I zoomed in on these two data points:

Up close, this is what those two dots represented:

I tried to find Uniprot entries for both of these for each

• Putative arsenical resistance operon repressor AF0168 Archaeoglobus fulgidus
• C-terminal fragment of elongation factor SelB Moorella thermoacetica

I downloaded FASTA files for each. I then went to the NCBI’s BLASTP facility:

I loaded the FASTA files and then waited for the blast to complete. The results indicated they don’t appear to have much similarity with one another and I’m not sure why - that doesn’t fit well with the apparent similarity suggested by the close collocation of the proteins in the visualisation.

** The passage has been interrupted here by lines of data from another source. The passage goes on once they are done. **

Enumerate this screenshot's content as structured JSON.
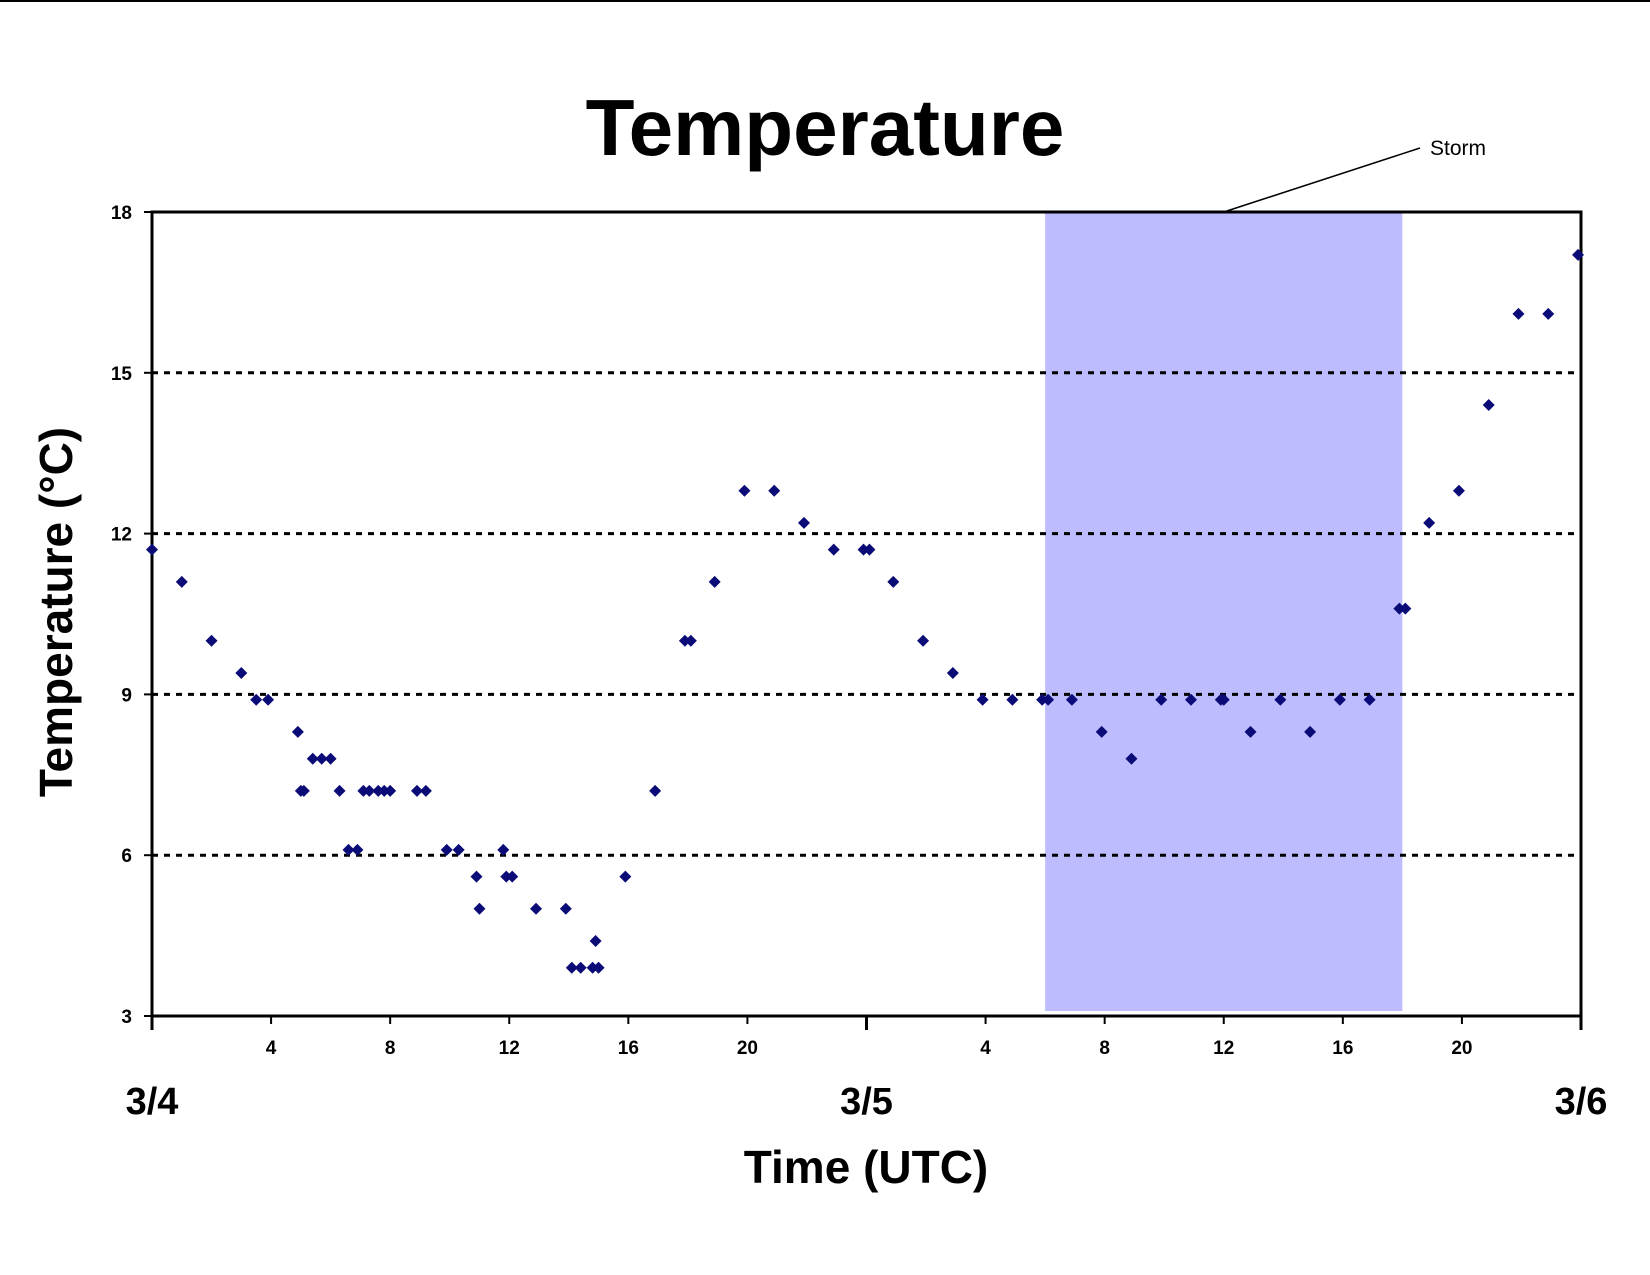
{
  "chart_data": {
    "type": "scatter",
    "title": "Temperature",
    "xlabel": "Time (UTC)",
    "ylabel": "Temperature (°C)",
    "ylim": [
      3,
      18
    ],
    "yticks": [
      "3",
      "6",
      "9",
      "12",
      "15",
      "18"
    ],
    "xlim_hours": [
      0,
      48
    ],
    "xtick_hours": [
      4,
      8,
      12,
      16,
      20,
      28,
      32,
      36,
      40,
      44
    ],
    "xtick_labels": [
      "4",
      "8",
      "12",
      "16",
      "20",
      "4",
      "8",
      "12",
      "16",
      "20"
    ],
    "day_tick_hours": [
      0,
      24,
      48
    ],
    "day_labels": [
      "3/4",
      "3/5",
      "3/6"
    ],
    "grid": {
      "horizontal": true,
      "style": "dotted",
      "values": [
        6,
        9,
        12,
        15
      ]
    },
    "legend": "none",
    "colors": {
      "marker": "#0b0b78",
      "storm_band": "#bcbcff",
      "grid": "#000000"
    },
    "annotations": [
      {
        "label": "Storm",
        "x_start": 30,
        "x_end": 42,
        "type": "shaded-band"
      }
    ],
    "series": [
      {
        "marker": "diamond",
        "points": [
          [
            0,
            11.7
          ],
          [
            1,
            11.1
          ],
          [
            2,
            10.0
          ],
          [
            3,
            9.4
          ],
          [
            3.5,
            8.9
          ],
          [
            3.9,
            8.9
          ],
          [
            4.9,
            8.3
          ],
          [
            5.0,
            7.2
          ],
          [
            5.1,
            7.2
          ],
          [
            5.4,
            7.8
          ],
          [
            5.7,
            7.8
          ],
          [
            6.0,
            7.8
          ],
          [
            6.3,
            7.2
          ],
          [
            6.6,
            6.1
          ],
          [
            6.9,
            6.1
          ],
          [
            7.1,
            7.2
          ],
          [
            7.3,
            7.2
          ],
          [
            7.6,
            7.2
          ],
          [
            7.8,
            7.2
          ],
          [
            8.0,
            7.2
          ],
          [
            8.9,
            7.2
          ],
          [
            9.2,
            7.2
          ],
          [
            9.9,
            6.1
          ],
          [
            10.3,
            6.1
          ],
          [
            10.9,
            5.6
          ],
          [
            11.0,
            5.0
          ],
          [
            11.8,
            6.1
          ],
          [
            11.9,
            5.6
          ],
          [
            12.1,
            5.6
          ],
          [
            12.9,
            5.0
          ],
          [
            13.9,
            5.0
          ],
          [
            14.1,
            3.9
          ],
          [
            14.4,
            3.9
          ],
          [
            14.8,
            3.9
          ],
          [
            14.9,
            4.4
          ],
          [
            15.0,
            3.9
          ],
          [
            15.9,
            5.6
          ],
          [
            16.9,
            7.2
          ],
          [
            17.9,
            10.0
          ],
          [
            18.1,
            10.0
          ],
          [
            18.9,
            11.1
          ],
          [
            19.9,
            12.8
          ],
          [
            20.9,
            12.8
          ],
          [
            21.9,
            12.2
          ],
          [
            22.9,
            11.7
          ],
          [
            23.9,
            11.7
          ],
          [
            24.1,
            11.7
          ],
          [
            24.9,
            11.1
          ],
          [
            25.9,
            10.0
          ],
          [
            26.9,
            9.4
          ],
          [
            27.9,
            8.9
          ],
          [
            28.9,
            8.9
          ],
          [
            29.9,
            8.9
          ],
          [
            30.1,
            8.9
          ],
          [
            30.9,
            8.9
          ],
          [
            31.9,
            8.3
          ],
          [
            32.9,
            7.8
          ],
          [
            33.9,
            8.9
          ],
          [
            34.9,
            8.9
          ],
          [
            35.9,
            8.9
          ],
          [
            36.0,
            8.9
          ],
          [
            36.9,
            8.3
          ],
          [
            37.9,
            8.9
          ],
          [
            38.9,
            8.3
          ],
          [
            39.9,
            8.9
          ],
          [
            40.9,
            8.9
          ],
          [
            41.9,
            10.6
          ],
          [
            42.1,
            10.6
          ],
          [
            42.9,
            12.2
          ],
          [
            43.9,
            12.8
          ],
          [
            44.9,
            14.4
          ],
          [
            45.9,
            16.1
          ],
          [
            46.9,
            16.1
          ],
          [
            47.9,
            17.2
          ]
        ]
      }
    ]
  }
}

Place your protein in the resulting map and explain its position and similarity to its neighbors.

C2. Protein Folding

Fold your protein with ESMFold. Do the predicted coordinates match your original structure? Try changing the sequence, first try some mutations, then large segments. Is your protein structure resilient to mutations?** First I tried to fold the rhodopsin protein with no changes, and then in the third position where I substituted a ‘F’ for a ‘T’. There wasn’t much change. But then I made the sequence include a lot of Cs and Qs and I started to notice the left end started to distort a lot.

Rhodopsin protein with no changes.

Rhodopsin protein with many alterations.

Part D. Group Brainstorm on Bacteriophage Engineering

Brainstorm Session Choose one or two main goals from the list that you think you can address computationally (e.g., “We’ll try to stabilize the lysis protein,” or “We’ll attempt to disrupt its interaction with E. coli DnaJ.”). Write a 1-page proposal (bullet points or short paragraphs) describing: Which tools/approaches from recitation you propose using (e.g., “Use Protein Language Models to do in silico mutagenesis, then AlphaFold-Multimer to check complexes.”). Why do you think those tools might help solve your chosen sub-problem? Name one or two potential pitfalls (e.g., “We lack enough training data on phage–bacteria interactions.”). Include a schematic of your pipeline. This resource may be useful: HTGAA Protein Engineering Tools Each individually put your plan on your HTGAA website Include your group’s short plan for engineering a bacteriophage

For my review of the Bacteriophage Final Projects Goals for engineering the L Protein, I focused on the goal of designing bacteriophages that showed increased stability. Initially I prompted ChatGPT to help determine how researchers might stabilise a lysis protein that is created by bacteriophages used to kill e coli¹² According to the response, the challenges for making stable bacteriophages include the risk of denaturation at higher temperatures or broad ranges of pH, degradation by bacterial enzymes, and the risk of aggregation or precipitation when the bacteriophage is purified for therapeutic use. It recommended four strategies to consider:

• rational design, which is: “…a molecular method aimed at altering the genetic makeup of existing enzymes to improve their structural and functional properties in a predictable manner, relying on prior knowledge of the enzyme’s molecular details”¹³
• fusion proteins, which are: “…A fusion protein is a single polypeptide composed of two or more distinct protein domains encoded initially by separate genes but artificially linked to function as one unit.” They are often incorporate tags into a protein which help improve the solubility, purification and detection of the main protein of interest.¹⁴
• directed evolution, which involves “… creating mutants by random mutagenesis and recombination followed by the screening of mutants for desired characteristics such as increase stability and changed catalytic specificity”¹⁵
• expression optimisation, which: “…focuses on maximizing the yield of proteins or other biological molecules in various expression systems” ¹⁶

I’d focus on directed evolution, and perhaps randomly introducing random mutations in an amino acid sequence for the L protein, and using ESM2 to help identify which ones would be likely to form. I could then try to use tools that tested how well the resulting L proteins would bind to mutated proteins that act as the chaperone sites in the host such as DnaJ. I think the ESM2 model would help me make some intelligent guesses about mutations that would result in a viable protein.